Provincial Minister for Local Government, Environmental Affairs and Development Planning, Western Cape v Municipal Council of the Oudtshoorn Municipality (CCT05/15) [2015] ZACC 24 (18 August 2015) per Molemela AJ: (Mogoeng CJ, Moseneke DCJ, Cameron J, Froneman J, Jafta J, Khampepe J, Madlanga J, Nkabinde J, Theron AJ and Tshiqi AJ concurring):


Local Government: Municipal Structures Act 117 of 1998 —constitutional validity of section 30(4)— section is constitutionally invalid

Wide language in section 30(4)— any question— inconsistent with section 160(3)(b) of the Constitution


Application for confirmation of the order of the Western Cape Division of the High Court, Cape Town (Davis J):

(1)        The order granted by the High Court is confirmed.

(2)        There is no order as to costs.

Extracts with footnotes omitted


[1]     This is an application for confirmation of an order of the High Court of South Africa, Western Cape Division, Cape Town (High Court) declaring section 30(4) of the Local Government: Municipal Structures Act (Structures Act) constitutionally invalid as contemplated in section 172(2)(a) of the Constitution of the Republic of South Africa, 1996 (Constitution).

. . . .


[27]     The question that arises is whether this Court should read words into section 30(4) of the Structures Act in order to render it compatible with section 160(3)(b) of the Constitution.  The starting point is captured in Gaertner where this Court held that “reading- in” should be resorted to sparingly because the “actual act of writing or editing legislation may constitute a possible encroachment by the Judiciary on the terrain of the Legislature and, therefore, a violation of the separation of powers”.  This Court, however, held that depending on its nature and extent, reading-in does not unduly encroach on the terrain of the Legislature.

. . . . .

Should the order operate retrospectively?

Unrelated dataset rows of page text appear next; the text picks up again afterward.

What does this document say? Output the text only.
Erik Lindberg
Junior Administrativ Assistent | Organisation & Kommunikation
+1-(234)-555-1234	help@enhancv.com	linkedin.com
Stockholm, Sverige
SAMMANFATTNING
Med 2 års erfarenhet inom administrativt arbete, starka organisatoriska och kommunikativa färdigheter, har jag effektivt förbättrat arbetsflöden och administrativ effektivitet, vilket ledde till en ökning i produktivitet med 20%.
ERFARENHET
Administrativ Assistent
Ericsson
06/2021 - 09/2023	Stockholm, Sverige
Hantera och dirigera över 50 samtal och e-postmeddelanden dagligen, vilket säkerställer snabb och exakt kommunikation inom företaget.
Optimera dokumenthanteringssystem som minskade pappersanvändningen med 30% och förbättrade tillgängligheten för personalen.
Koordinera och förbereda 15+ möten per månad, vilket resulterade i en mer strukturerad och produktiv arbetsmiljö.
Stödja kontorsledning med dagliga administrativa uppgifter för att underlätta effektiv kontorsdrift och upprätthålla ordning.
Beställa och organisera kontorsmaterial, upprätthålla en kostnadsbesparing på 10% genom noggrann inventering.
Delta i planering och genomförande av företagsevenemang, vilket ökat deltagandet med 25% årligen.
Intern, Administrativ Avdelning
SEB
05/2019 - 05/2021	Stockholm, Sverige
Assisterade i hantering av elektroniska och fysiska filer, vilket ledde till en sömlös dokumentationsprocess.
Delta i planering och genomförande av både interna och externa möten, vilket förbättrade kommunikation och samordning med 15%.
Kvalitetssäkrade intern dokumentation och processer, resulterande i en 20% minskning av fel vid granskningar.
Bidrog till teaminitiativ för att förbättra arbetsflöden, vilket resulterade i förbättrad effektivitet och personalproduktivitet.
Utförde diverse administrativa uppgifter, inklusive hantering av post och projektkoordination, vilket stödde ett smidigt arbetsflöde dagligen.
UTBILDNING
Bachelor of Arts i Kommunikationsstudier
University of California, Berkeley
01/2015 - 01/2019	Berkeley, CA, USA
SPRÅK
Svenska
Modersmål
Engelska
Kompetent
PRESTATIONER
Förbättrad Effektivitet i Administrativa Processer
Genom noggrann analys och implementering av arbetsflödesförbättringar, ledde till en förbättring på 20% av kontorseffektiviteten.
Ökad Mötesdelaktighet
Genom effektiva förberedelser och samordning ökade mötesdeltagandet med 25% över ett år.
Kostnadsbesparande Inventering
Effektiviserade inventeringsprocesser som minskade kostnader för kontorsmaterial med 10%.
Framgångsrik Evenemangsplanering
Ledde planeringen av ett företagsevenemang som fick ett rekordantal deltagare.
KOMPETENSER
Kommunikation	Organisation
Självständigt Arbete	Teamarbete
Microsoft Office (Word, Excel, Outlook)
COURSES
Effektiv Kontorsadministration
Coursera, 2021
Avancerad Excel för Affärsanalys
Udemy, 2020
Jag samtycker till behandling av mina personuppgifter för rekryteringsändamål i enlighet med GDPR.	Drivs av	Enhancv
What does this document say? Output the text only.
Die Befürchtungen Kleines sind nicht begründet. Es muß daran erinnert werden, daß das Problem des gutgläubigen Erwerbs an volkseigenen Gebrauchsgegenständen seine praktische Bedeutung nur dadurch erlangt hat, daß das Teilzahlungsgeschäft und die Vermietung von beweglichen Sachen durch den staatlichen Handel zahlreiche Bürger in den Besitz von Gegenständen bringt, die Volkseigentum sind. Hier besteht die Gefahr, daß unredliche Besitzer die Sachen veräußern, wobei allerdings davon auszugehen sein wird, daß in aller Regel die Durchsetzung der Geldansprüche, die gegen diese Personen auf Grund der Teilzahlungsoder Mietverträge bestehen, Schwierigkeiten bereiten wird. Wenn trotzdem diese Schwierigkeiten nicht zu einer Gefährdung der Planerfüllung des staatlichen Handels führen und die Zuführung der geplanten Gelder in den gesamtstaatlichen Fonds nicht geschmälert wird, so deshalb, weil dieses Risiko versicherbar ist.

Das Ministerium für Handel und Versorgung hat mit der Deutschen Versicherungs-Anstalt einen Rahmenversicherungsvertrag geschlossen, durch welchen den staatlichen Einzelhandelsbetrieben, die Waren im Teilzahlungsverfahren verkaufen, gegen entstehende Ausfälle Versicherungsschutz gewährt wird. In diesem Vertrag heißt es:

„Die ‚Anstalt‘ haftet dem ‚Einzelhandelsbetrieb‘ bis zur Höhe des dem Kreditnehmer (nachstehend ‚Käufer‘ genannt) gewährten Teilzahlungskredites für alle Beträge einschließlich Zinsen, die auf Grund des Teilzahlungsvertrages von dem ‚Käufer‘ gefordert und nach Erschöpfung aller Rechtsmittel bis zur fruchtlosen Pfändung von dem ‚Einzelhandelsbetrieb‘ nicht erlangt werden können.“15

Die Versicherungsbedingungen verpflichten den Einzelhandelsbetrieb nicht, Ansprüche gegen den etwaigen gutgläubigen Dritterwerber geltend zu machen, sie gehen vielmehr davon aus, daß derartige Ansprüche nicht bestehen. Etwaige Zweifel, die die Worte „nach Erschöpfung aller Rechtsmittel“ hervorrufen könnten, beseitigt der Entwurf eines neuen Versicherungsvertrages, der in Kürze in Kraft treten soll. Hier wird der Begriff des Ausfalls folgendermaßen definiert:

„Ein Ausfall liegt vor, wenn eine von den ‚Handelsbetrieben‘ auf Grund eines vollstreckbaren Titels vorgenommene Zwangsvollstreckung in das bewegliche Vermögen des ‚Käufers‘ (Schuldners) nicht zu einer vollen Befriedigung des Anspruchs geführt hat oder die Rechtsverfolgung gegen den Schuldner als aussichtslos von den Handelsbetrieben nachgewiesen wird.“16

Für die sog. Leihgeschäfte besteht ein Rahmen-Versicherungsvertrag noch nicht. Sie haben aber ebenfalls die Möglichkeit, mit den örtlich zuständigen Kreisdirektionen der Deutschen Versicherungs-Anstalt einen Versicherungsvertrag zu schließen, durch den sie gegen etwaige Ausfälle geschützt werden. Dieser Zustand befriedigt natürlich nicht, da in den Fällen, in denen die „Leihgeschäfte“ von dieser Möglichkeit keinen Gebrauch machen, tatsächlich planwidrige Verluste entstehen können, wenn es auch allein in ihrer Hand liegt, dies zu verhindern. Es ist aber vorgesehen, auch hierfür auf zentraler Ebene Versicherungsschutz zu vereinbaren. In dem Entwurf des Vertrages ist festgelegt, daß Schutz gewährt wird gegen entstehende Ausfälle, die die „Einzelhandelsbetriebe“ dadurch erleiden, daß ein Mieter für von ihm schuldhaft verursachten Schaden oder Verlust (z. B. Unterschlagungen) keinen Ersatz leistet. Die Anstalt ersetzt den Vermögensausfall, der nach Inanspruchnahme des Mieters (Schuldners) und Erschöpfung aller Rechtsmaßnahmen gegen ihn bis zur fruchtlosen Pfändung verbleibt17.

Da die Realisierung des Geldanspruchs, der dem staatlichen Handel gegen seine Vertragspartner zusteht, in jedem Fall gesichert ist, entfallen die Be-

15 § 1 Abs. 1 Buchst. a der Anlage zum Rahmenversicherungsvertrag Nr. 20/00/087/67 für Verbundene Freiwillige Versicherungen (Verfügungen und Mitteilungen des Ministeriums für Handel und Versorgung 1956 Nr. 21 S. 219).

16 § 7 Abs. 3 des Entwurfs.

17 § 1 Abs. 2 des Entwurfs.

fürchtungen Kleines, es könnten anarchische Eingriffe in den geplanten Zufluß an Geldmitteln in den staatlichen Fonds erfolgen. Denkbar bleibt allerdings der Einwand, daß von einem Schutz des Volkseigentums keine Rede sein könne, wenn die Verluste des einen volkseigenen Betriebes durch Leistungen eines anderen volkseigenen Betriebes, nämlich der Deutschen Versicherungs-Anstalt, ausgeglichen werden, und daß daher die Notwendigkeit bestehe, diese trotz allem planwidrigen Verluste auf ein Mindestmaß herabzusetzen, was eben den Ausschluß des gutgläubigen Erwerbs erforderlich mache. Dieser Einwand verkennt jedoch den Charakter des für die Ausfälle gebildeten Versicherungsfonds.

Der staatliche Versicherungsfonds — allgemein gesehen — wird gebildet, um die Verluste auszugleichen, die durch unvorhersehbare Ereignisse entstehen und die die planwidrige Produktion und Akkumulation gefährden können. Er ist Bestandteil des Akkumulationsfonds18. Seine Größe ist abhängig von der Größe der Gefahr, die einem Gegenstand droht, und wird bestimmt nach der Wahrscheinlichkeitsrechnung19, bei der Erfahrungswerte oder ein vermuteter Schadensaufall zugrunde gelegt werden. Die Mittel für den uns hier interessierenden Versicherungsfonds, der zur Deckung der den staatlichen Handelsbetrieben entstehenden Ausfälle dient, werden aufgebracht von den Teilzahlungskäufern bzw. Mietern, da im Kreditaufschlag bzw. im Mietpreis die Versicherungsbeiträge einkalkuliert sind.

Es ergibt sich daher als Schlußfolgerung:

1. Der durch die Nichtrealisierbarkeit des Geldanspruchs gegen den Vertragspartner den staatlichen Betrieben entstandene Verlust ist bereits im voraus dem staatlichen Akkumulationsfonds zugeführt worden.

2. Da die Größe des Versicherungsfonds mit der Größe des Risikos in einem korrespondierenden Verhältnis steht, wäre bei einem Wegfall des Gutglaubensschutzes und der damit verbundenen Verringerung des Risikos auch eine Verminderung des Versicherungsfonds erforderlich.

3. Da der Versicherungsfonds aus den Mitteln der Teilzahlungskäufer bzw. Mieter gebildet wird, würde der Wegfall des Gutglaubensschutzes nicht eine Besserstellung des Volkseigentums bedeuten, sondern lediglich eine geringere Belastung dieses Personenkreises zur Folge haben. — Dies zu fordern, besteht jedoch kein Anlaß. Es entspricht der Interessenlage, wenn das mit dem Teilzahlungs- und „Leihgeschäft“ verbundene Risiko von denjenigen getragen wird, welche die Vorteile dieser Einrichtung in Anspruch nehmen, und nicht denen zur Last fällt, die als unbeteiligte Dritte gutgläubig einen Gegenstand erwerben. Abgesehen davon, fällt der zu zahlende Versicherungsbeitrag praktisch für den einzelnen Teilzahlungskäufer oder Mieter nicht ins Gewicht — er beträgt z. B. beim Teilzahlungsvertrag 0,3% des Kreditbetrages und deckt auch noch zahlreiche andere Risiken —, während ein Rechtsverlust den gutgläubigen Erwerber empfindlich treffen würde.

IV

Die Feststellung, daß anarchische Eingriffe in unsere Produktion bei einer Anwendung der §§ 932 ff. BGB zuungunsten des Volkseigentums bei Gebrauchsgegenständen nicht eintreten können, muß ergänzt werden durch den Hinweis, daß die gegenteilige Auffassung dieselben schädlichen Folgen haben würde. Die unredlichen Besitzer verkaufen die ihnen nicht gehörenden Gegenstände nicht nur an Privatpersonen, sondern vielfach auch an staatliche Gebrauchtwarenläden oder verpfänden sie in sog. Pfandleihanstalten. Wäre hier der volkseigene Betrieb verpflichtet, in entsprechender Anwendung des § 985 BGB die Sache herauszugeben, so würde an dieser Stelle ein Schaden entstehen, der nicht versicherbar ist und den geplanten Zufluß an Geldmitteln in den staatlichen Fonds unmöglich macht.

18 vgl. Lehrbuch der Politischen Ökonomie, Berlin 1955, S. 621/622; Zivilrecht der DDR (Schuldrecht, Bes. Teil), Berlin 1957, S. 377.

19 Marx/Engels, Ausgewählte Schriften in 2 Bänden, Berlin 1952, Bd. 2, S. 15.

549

[31]     The National Minister emphasised that it is crucial for this Court to limit the reach of the declaration of invalidity so that it operates prospectively only.  In Cross- Border, this Court confirmed that the default position when it comes to an order of constitutional invalidity is that the order “will have immediate retrospective effect”.   This is so unless the Court making the declaration declares otherwise for reasons pertaining to justice and equity.

[32]     An order of full retrospective force would render unlawful all decisions taken by Municipal Councils in which section 30(4) of the Structures Act was invoked.  The parties submitted that an order that operates retrospectively would be disastrous to the many municipalities that took decisions on matters referred to in section 160(2) of the Constitution through the exercise of a casting vote and subsequently implemented them.  That result would also adversely affect third parties who contracted with these municipalities.  An appropriate order would therefore be one that prospectively declares section 30(4) inconsistent with the Constitution and invalid.